One of my teammates and I live reasonably close to work.  She lives six miles away, and I live eight miles away, two miles northwest of her house.  It's a pretty easy commute to work, and we both tend to take the back roads unless the weather is sucky.

One thing that we have both noticed is that whenever there is a snowstorm, it doesn't matter which coworkers are coming from where ... closer, farther, north, south, east, or west ... our two cars are always the ones that arrive covered in snow.  It's like we are snow magnets.  People pull into the lot next to our cars and say things like, "Did you come from the mountains?  Is there a blizzard where you live?"

No, damnit, it's snowing the same as it is everywhere else.

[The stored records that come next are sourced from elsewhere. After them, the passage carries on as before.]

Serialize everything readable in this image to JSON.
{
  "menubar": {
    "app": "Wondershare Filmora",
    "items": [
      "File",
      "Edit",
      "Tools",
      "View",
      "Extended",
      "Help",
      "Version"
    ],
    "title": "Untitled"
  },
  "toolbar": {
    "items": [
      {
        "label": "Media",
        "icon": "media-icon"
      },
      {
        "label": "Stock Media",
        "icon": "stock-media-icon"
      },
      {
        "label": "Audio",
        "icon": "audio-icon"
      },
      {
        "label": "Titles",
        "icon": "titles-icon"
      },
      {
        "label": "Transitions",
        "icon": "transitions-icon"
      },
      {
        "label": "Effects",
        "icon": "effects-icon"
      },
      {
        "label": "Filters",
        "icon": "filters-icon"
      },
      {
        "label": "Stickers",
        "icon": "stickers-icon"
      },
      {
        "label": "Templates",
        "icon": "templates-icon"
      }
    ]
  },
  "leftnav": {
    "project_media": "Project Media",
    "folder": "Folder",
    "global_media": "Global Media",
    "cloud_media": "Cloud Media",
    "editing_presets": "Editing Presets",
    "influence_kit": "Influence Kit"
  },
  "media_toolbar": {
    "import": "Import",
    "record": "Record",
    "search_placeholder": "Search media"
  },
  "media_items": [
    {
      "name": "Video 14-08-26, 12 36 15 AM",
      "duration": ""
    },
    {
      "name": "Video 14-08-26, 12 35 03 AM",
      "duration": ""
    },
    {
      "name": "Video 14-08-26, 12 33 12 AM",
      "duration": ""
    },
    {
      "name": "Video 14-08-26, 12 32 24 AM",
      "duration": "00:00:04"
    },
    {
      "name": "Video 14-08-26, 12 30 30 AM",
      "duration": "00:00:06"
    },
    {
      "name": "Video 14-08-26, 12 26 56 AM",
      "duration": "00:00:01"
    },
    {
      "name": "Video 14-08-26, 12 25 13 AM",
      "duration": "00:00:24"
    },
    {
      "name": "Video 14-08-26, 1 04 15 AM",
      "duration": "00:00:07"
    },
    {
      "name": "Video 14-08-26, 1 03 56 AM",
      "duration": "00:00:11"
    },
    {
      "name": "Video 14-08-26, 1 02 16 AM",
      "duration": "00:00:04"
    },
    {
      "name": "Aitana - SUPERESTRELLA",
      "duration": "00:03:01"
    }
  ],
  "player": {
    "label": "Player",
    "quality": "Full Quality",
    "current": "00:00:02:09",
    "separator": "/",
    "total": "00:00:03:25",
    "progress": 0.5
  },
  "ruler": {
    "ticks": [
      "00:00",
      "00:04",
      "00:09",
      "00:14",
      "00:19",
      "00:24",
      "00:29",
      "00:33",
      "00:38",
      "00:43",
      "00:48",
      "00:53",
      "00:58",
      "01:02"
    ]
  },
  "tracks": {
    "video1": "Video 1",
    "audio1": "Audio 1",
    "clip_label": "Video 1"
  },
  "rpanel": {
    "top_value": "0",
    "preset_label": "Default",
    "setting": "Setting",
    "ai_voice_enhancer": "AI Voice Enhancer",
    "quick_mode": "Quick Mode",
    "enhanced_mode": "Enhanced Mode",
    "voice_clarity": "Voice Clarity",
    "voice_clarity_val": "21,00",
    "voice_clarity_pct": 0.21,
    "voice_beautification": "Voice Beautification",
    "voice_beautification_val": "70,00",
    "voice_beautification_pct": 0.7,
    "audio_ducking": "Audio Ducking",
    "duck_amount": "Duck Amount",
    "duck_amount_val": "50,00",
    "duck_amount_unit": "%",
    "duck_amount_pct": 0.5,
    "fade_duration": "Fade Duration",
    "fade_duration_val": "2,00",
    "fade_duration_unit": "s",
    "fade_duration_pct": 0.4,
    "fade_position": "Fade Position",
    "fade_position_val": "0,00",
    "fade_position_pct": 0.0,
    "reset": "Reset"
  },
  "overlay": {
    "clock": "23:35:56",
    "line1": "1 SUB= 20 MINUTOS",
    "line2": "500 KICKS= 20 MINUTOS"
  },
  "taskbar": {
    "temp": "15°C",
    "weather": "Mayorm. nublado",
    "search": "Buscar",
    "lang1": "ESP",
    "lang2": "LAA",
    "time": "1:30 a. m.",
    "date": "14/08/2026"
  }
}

This morning our snow starts late.  Most people are in it by 5:00 a.m., and it's all around but hasn't enveloped us quite yet.  Our snow doesn't start until about 6:15 a.m.  Still, though, when we arrive at work, our cars both look like we've been through the great snows on the peak of Kilimanjaro while everyone else's cars look like they've been in the hot plains beneath the same behemoth.

The weather snows and blows for several hours, but the sun comes out two hours or so before the end of our work day.  It's still cold out, but the melting has commenced.  I leave before my coworker does, and I assume (dumb move right there) that our cars will be cleared off between the sun and the wind.

I am wrong.

Of all the cars left in the parking lot (there are dozens), our two cars are the only ones still covered with snow.  I look around just to be sure.  Nope, this is no joke.  Even the coworker who drove in  through the heavier snow this morning has a spotless car.

I start my car, turn on the front and rear defrosters, grab my scraper-brush from the backseat, and start to clean off my car.  I stop, though.  I really feel like this moment deserves to be captured for posterity, so I snap pictures of our vehicles and text them to my teammate, who is still in her room.  Like me, she is not remotely surprised by the white crap clinging to just our cars. 

I brush off both of our cars while I wait for my rear window to de-ice.  Might as well save her the same annoyed disappointment that I experience coming out after a long day to find our cars the only "snow-mobiles" on the premises.